The profitability of the banking sector, as measured by Return on Assets and Return on Equity, was favourable -2.9 per cent and 19.9 per cent respectively – while liquidity conditions were relatively comfortable.
The CBTT said that consumer loan growth slowed in the real estate and motor vehicle segments which saw double digit growth in the past few years.
“Notwithstanding the slowdown, the largest growth in absolute terms remains or continues to be controlled by these segments. There was a marked increase in credit card usage and the pace of debt consolidation has doubled.
“On the other hand, business lending continued to be flat.

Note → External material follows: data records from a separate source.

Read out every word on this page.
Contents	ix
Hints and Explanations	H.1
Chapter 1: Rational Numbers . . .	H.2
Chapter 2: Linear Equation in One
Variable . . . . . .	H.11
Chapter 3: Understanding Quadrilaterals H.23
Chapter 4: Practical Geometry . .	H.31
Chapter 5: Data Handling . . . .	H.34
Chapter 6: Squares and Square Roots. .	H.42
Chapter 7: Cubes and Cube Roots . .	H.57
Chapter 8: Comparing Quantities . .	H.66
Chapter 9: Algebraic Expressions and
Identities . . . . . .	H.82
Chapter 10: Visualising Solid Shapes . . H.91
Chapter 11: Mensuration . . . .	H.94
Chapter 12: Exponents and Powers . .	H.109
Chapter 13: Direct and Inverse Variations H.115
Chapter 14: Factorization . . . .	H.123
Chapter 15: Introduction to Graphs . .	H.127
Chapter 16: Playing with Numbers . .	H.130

Credit quality remained relatively high, with the overall ratio of nonperforming loans to total loans (NPL) of banks at 3.2 per cent at the end of 2016,” the CBTT said, adding this reflected a slight improvement over the ratio – 50 basis points- a year earlier due primarily to final settlement of a few large non-performing loans.

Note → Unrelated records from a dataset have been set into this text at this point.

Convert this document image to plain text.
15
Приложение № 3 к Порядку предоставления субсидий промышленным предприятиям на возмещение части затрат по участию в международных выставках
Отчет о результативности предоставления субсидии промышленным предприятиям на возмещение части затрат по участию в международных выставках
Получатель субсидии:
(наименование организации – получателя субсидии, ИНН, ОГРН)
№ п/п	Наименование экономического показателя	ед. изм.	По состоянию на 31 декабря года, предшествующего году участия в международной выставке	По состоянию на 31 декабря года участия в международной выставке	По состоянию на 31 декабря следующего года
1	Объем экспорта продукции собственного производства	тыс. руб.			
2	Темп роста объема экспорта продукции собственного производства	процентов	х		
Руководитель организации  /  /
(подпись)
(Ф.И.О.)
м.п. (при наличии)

At the same time there was some increase in past due loans in a few categories of business, notably construction and consumer loans, prompting banks to strengthen their debt collection efforts.
The Central Bank said while there was a decline in the ratio of specific provisions to impaired loans, levels remained conservative and a marked increase in general provisions was recorded.

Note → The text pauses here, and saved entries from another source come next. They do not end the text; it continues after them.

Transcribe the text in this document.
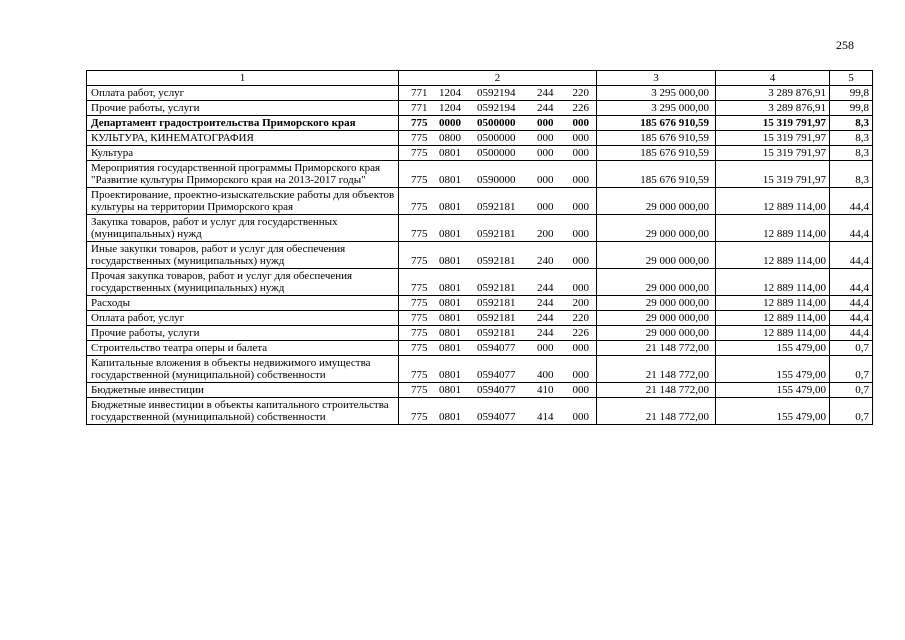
258
1	2	3	4	5
Оплата работ, услуг	771 1204 0592194 244 220	3 295 000,00	3 289 876,91	99,8
Прочие работы, услуги	771 1204 0592194 244 226	3 295 000,00	3 289 876,91	99,8
Департамент градостроительства Приморского края	775 0000 0500000 000 000	185 676 910,59	15 319 791,97	8,3
КУЛЬТУРА, КИНЕМАТОГРАФИЯ	775 0800 0500000 000 000	185 676 910,59	15 319 791,97	8,3
Культура	775 0801 0500000 000 000	185 676 910,59	15 319 791,97	8,3
Мероприятия государственной программы Приморского края "Развитие культуры Приморского края на 2013-2017 годы"	775 0801 0590000 000 000	185 676 910,59	15 319 791,97	8,3
Проектирование, проектно-изыскательские работы для объектов культуры на территории Приморского края	775 0801 0592181 000 000	29 000 000,00	12 889 114,00	44,4
Закупка товаров, работ и услуг для государственных (муниципальных) нужд	775 0801 0592181 200 000	29 000 000,00	12 889 114,00	44,4
Иные закупки товаров, работ и услуг для обеспечения государственных (муниципальных) нужд	775 0801 0592181 240 000	29 000 000,00	12 889 114,00	44,4
Прочая закупка товаров, работ и услуг для обеспечения государственных (муниципальных) нужд	775 0801 0592181 244 000	29 000 000,00	12 889 114,00	44,4
Расходы	775 0801 0592181 244 200	29 000 000,00	12 889 114,00	44,4
Оплата работ, услуг	775 0801 0592181 244 220	29 000 000,00	12 889 114,00	44,4
Прочие работы, услуги	775 0801 0592181 244 226	29 000 000,00	12 889 114,00	44,4
Строительство театра оперы и балета	775 0801 0594077 000 000	21 148 772,00	155 479,00	0,7
Капитальные вложения в объекты недвижимого имущества государственной (муниципальной) собственности	775 0801 0594077 400 000	21 148 772,00	155 479,00	0,7
Бюджетные инвестиции	775 0801 0594077 410 000	21 148 772,00	155 479,00	0,7
Бюджетные инвестиции в объекты капитального строительства государственной (муниципальной) собственности	775 0801 0594077 414 000	21 148 772,00	155 479,00	0,7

“This resulted in an overall increase in the ratio of total provisions to impaired loans, which should mitigate the negative impact on the banking sector if credit risk arising from challenges within the domestic macroeconomic environment materializes.
“Stress tests of the commercial banks indicated that capital buffers were generally able to withstand extreme but plausible shocks without breaching minimum regulatory capital requirements.”
The CBTT noted that the insurance sector also remained resilient.
“Asset growth in the life insurance sector, at 10 per cent, was largely on account of the acquisition of the assets and liabilities of a large annuity portfolio by life insurers following the wind up of a Pension Plan. “Reported profits for the period under review increased, largely due to the impact of foreign exchange fluctuations and actuarial adjustments. In the non-life sector profits increased as foreign exchange gains were obtained, similar to the life sector,’ the CBTT said, noting however net retained premiums declined in 2016.
“Competition has intensified and the market continued to be soft. The private occupational pension sector has not been immune to the challenging macroeconomic environment. In such an environment, sponsor companies of pension plans face the risk of not being able to meet both operational costs in addition to the costs of providing pension benefits.”
The CBTT said that although the domestic financial system is stable at this time, there are a number of vulnerabilities inherent in the financial system.
It said these vulnerabilities have been assessed as: the potential for deterioration in loan portfolios underwritten during the recent high growth years, especially in light of heavy concentration in the motor vehicle and real estate sectors, sovereign exposure concentrations, increased linkages with the United States financial markets and off balance guarantees such as for fixed net asset value funds.